Posted on May 15, 2011 by


Representative Ron Paul has recently declared that Social Security and Medicare are “unconstitutional.”   His sentiments reflect the views of many who claim to appreciate spontaneous orders.  In this there is an irony.

There are two ways to view the US Constitution: as a document of rule by a particular point of view and as a document setting forth procedural rules that citizens must follow if they want to participate in a democratic process.  The first conceives the constitution as a document that sets forth the organizing principles of what Hayek called a constructed order or an organization, or what Michael Oakeshott called an “enterprise association.”

The second conceives the constitution as a spontaneous order that established procedural rules which any citizens may use to recommend policies and representatives, which the political community as a whole can then discuss and decide upon, either directly or indirectly through representatives.  This is much closer, though not identical, to what Oakeshott would term a civil association.

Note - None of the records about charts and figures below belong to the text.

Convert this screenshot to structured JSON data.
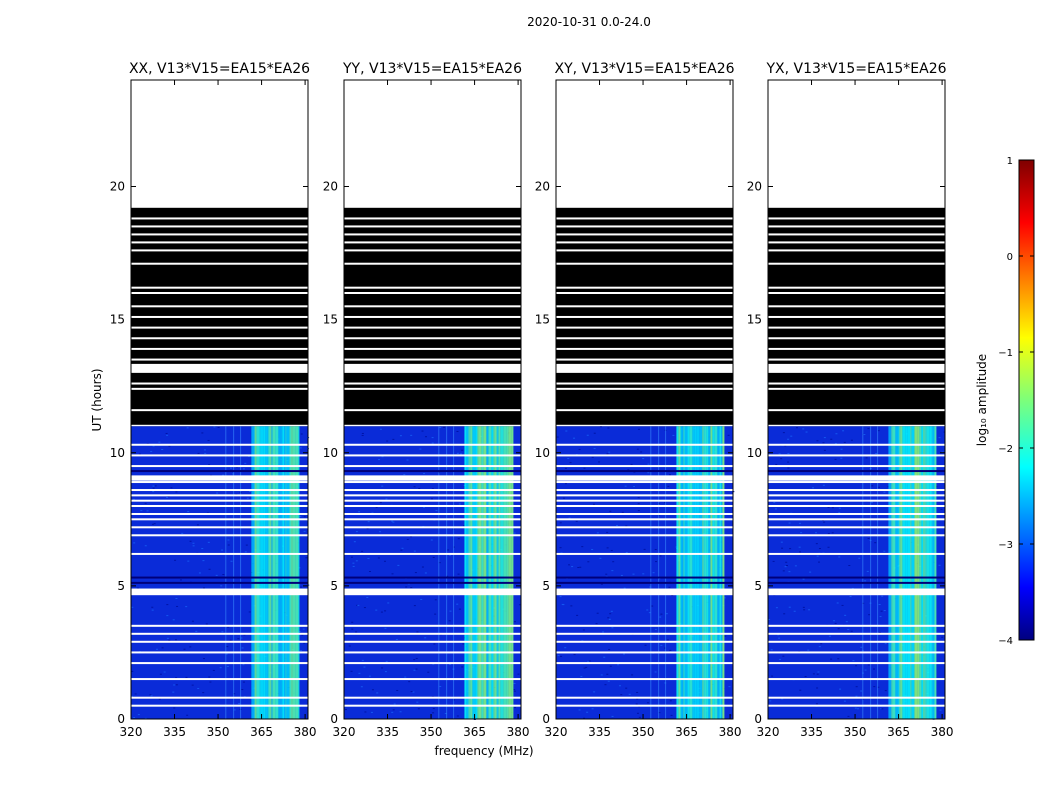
{
  "figure": {
    "suptitle": "2020-10-31 0.0-24.0",
    "xlabel": "frequency (MHz)",
    "ylabel": "UT (hours)"
  },
  "chart_data": {
    "type": "heatmap",
    "title": "2020-10-31 0.0-24.0",
    "xlabel": "frequency (MHz)",
    "ylabel": "UT (hours)",
    "xlim": [
      320,
      381
    ],
    "ylim": [
      0,
      24
    ],
    "xticks": [
      "320",
      "335",
      "350",
      "365",
      "380"
    ],
    "yticks": [
      "0",
      "5",
      "10",
      "15",
      "20"
    ],
    "panels": [
      {
        "title": "XX, V13*V15=EA15*EA26",
        "show_yaxis_title": true
      },
      {
        "title": "YY, V13*V15=EA15*EA26",
        "show_yaxis_title": false
      },
      {
        "title": "XY, V13*V15=EA15*EA26",
        "show_yaxis_title": false
      },
      {
        "title": "YX, V13*V15=EA15*EA26",
        "show_yaxis_title": false
      }
    ],
    "valid_data_hours": [
      0,
      11
    ],
    "flagged_black_hours": [
      11,
      19.2
    ],
    "blank_hours": [
      19.2,
      24
    ],
    "bright_band_mhz": [
      361.5,
      378
    ],
    "white_gap_hours": [
      0.5,
      0.8,
      1.5,
      2.1,
      2.5,
      2.9,
      3.2,
      3.5,
      4.7,
      4.8,
      6.2,
      6.9,
      7.2,
      7.5,
      7.7,
      8.0,
      8.2,
      8.4,
      8.6,
      8.9,
      9.1,
      9.5,
      9.9,
      10.3,
      11.6,
      12.4,
      12.6,
      13.3,
      13.5,
      13.9,
      14.3,
      14.7,
      15.1,
      15.5,
      16.0,
      16.2,
      17.1,
      17.6,
      17.9,
      18.2,
      18.5,
      18.8
    ],
    "colorbar": {
      "label": "log₁₀ amplitude",
      "range": [
        -4,
        1
      ],
      "ticks": [
        "1",
        "0",
        "−1",
        "−2",
        "−3",
        "−4"
      ],
      "colormap": "jet"
    }
  }
}
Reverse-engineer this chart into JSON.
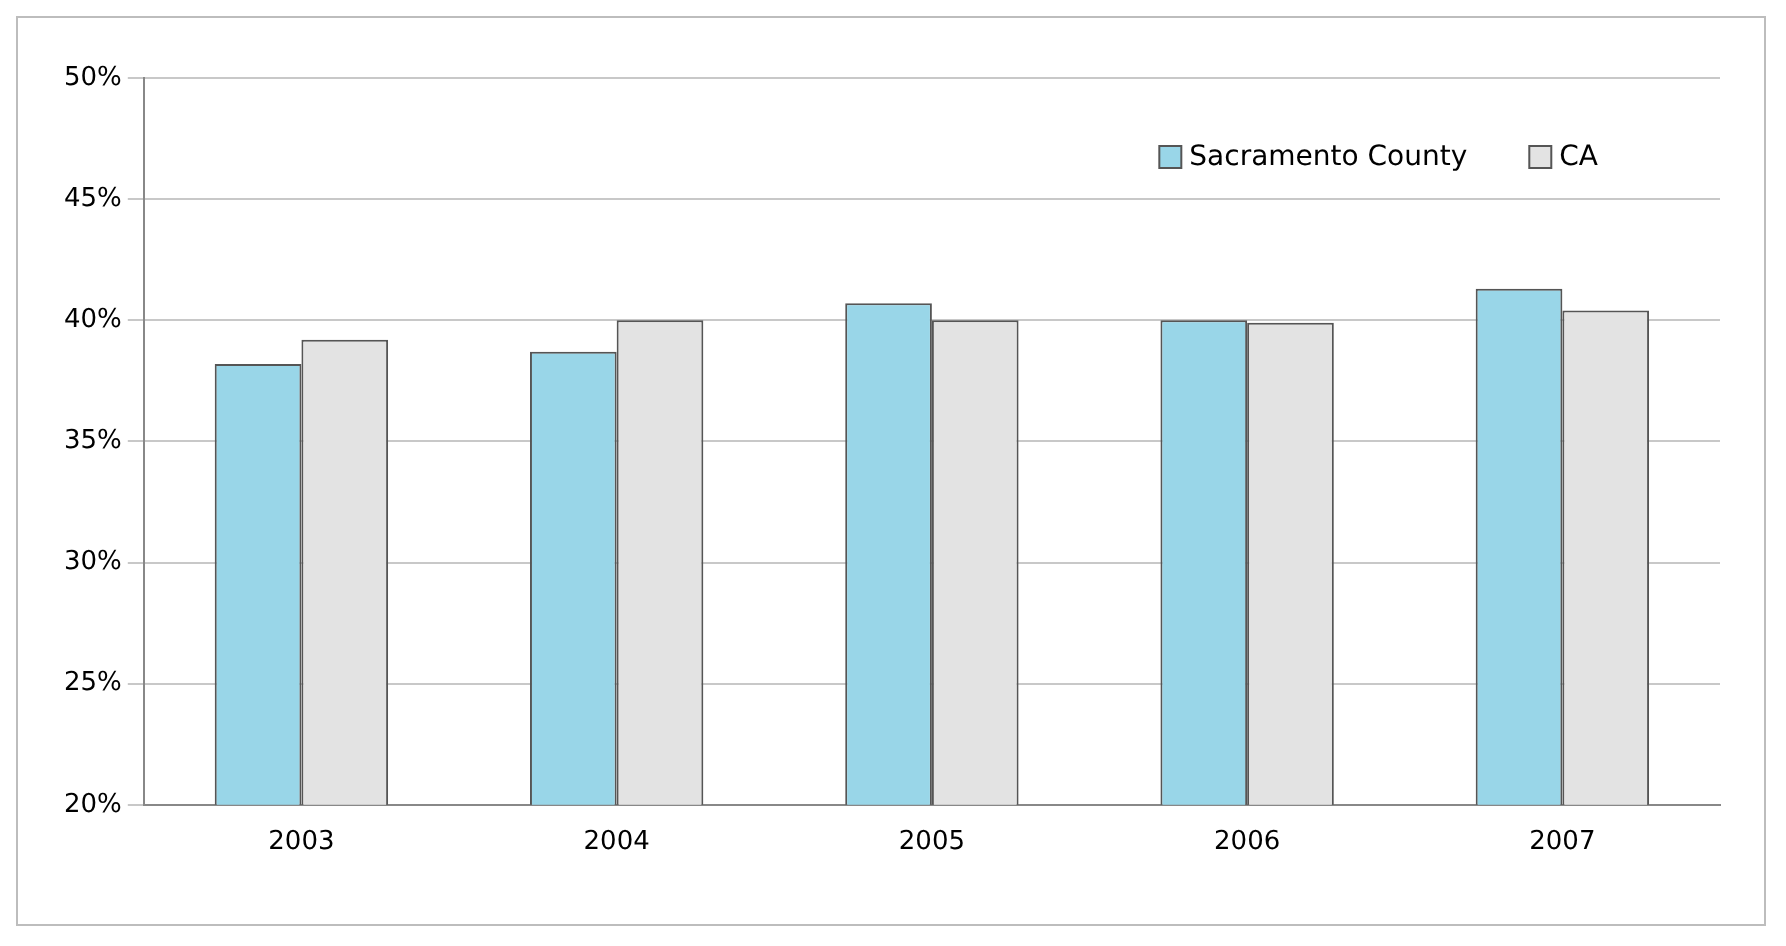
{
  "chart_data": {
    "type": "bar",
    "categories": [
      "2003",
      "2004",
      "2005",
      "2006",
      "2007"
    ],
    "series": [
      {
        "name": "Sacramento County",
        "color": "#99d6e8",
        "values": [
          38.2,
          38.7,
          40.7,
          40.0,
          41.3
        ]
      },
      {
        "name": "CA",
        "color": "#e3e3e3",
        "values": [
          39.2,
          40.0,
          40.0,
          39.9,
          40.4
        ]
      }
    ],
    "ylim": [
      20,
      50
    ],
    "yticks": [
      {
        "value": 20,
        "label": "20%"
      },
      {
        "value": 25,
        "label": "25%"
      },
      {
        "value": 30,
        "label": "30%"
      },
      {
        "value": 35,
        "label": "35%"
      },
      {
        "value": 40,
        "label": "40%"
      },
      {
        "value": 45,
        "label": "45%"
      },
      {
        "value": 50,
        "label": "50%"
      }
    ],
    "grid": "y",
    "legend": "top right"
  }
}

One reason the constitution is so short is that it was almost entirely created in harmony with this second conception: as a document delineating procedural rules to  facilitate self governance by a community of equals.  It exists to promote “the general welfare” without trying to define what that might be. The general welfare is discovered and then decided through citizens utilizing neutral procedural rules.  As with any discovery process there is no guarantee that false leads will never be pursued nor that mistakes will not be made, but on the other hand there is no better way by which free individuals might be able to pursue their visions of possibilities before them.  The few provisions that injected concrete values around specific interests, such as its protection of slavery and giving slave interests disproportionate representation in the House of Representatives and in choosing the president, were sources of discord and ultimately of civil war.

The constitution is such a document not because the Founders understood spontaneous orders, but because they were in a position where the document had to be accepted by a majority of every state that would join.  To accomplish this it had to be perceived by them as fair. This meant it either could try and protect an exhaustive list of the important organized interests of the time – which is likely what would happen today were it rewritten – or it would set forth fair procedural rules.  The one powerful organized interest, slaveholders, did get their protection, and we see where that led us.

Ironically, libertarians such as Ron Paul treat the constitution as the principles of an organization, as a document of rule by some over others. It is a document whereby Paul’s conception of what a property right is, is imposed on anyone who disagrees – and the police and military back him up.  In this it is a completely constructivist vision of freedom: freedom is doing what the wise ‘philosopher’ thinks is freedom, and those who disagree are out of luck.  Unless of course they can get it amended, whereby a different set of philosophers impose their constructivist vision on everyone else.

To say this is ironic is an understatement.